Upstairs, in the Dawn Room, slept the only person who might know where Alice was. Who was this woman and what did she want from him? Was she one
of the self-proclaimed mystics who seemed to haunt London’s society parties? Was she a friend of Alice’s? Alice’s affection seemed solely visited upon her family.
How perfectly he’d fallen into their trap. He’d wondered at her luck in not being more injured; now he knew the accident had all been staged. A ruse to lure him closer, to inveigle her way into his house, his life.
It was a Machiavellian strategy and one he’d never thought capable of Alice, but then, she must be maddened for money, being unable to tap any of her funds without his approval. That would never be granted until she showed herself at Sanderhurst and took from him the stigma of a man having done away with his wife.

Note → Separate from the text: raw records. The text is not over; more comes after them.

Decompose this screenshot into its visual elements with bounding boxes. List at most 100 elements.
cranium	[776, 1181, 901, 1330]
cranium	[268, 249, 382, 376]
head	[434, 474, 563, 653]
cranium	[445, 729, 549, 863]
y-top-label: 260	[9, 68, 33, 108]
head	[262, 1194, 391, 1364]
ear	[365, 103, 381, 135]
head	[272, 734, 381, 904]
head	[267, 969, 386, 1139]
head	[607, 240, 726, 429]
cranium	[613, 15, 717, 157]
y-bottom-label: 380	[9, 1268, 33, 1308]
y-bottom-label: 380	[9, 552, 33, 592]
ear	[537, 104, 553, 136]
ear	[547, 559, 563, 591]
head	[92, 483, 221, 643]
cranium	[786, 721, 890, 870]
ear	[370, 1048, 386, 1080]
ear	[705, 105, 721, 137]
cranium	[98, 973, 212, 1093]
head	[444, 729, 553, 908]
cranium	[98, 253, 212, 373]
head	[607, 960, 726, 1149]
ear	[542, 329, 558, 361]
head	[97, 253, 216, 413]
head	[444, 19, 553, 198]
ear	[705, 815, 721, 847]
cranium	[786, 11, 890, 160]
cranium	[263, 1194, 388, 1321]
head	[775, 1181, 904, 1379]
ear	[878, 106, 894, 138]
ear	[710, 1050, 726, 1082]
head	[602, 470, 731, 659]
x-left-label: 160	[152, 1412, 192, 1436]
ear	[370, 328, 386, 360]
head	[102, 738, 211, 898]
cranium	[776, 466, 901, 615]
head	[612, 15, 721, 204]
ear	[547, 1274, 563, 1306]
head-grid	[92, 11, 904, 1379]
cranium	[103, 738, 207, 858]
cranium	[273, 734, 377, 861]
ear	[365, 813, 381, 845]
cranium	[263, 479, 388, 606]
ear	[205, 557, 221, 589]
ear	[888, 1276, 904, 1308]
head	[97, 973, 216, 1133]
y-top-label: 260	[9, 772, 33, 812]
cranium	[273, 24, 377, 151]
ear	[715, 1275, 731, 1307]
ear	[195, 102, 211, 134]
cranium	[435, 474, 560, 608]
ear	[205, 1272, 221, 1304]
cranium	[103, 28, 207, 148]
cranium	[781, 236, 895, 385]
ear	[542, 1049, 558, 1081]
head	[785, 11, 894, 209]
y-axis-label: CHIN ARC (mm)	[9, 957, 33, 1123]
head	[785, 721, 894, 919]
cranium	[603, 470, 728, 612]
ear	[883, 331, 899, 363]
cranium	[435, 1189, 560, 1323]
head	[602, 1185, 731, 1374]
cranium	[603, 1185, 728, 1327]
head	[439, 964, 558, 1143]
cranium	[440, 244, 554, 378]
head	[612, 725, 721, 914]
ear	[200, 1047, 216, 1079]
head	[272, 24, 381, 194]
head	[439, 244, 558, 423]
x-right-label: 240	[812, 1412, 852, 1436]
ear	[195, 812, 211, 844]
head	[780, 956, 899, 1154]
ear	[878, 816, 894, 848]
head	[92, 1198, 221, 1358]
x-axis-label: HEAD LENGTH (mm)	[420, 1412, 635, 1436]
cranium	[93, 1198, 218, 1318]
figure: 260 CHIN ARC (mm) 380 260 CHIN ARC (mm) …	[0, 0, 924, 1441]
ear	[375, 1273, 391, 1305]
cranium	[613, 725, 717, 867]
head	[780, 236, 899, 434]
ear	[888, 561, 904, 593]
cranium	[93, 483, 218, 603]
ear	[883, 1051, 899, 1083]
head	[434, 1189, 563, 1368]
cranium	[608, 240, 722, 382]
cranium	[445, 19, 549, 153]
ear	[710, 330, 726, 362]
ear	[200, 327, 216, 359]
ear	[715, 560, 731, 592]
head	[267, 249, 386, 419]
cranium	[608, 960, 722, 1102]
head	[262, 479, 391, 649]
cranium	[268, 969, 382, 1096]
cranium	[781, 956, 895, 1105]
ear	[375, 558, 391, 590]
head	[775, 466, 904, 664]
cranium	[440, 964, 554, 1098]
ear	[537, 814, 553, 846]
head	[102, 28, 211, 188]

Alice needn’t go to such extremes. He was quite willing to agree to a bill of divorcement. He frankly didn’t care about the scar upon his name. He had already lived the censure in truth, had he not? For the past year he had been buffeted by rumor, conjecture, and outright suspicion. What was one more disgrace heaped upon his name? At least any social ostracism that resulted would be for divorcing his wife, not murdering her.
But what if it was only money she was after? What if Alice intended to take his money and never come back? He’d be the last of his line, never able to marry again. The heir he’d needed, the children he wanted, would never be born, at least legitimately.
In his home sat the one person who knew where Alice was. Mary Kate’s nonsensical story about ghosts and visitations and eerie whispers were just that, a device to lure him into complacency. What was it she wanted?
Alice had, at least, found someone to tempt him, a woman almost too flashy to be quite proper, with her fulsome figure and alluring face, with her odd habit of stroking her fingers through the tendrils of hair at her nape and a scent as elemental as the sun, as expensive as cinnamon.
No, he would keep her conspirator friend at Sanderhurst until he could decide what to do. Or until Mary Kate decided to tell him the truth.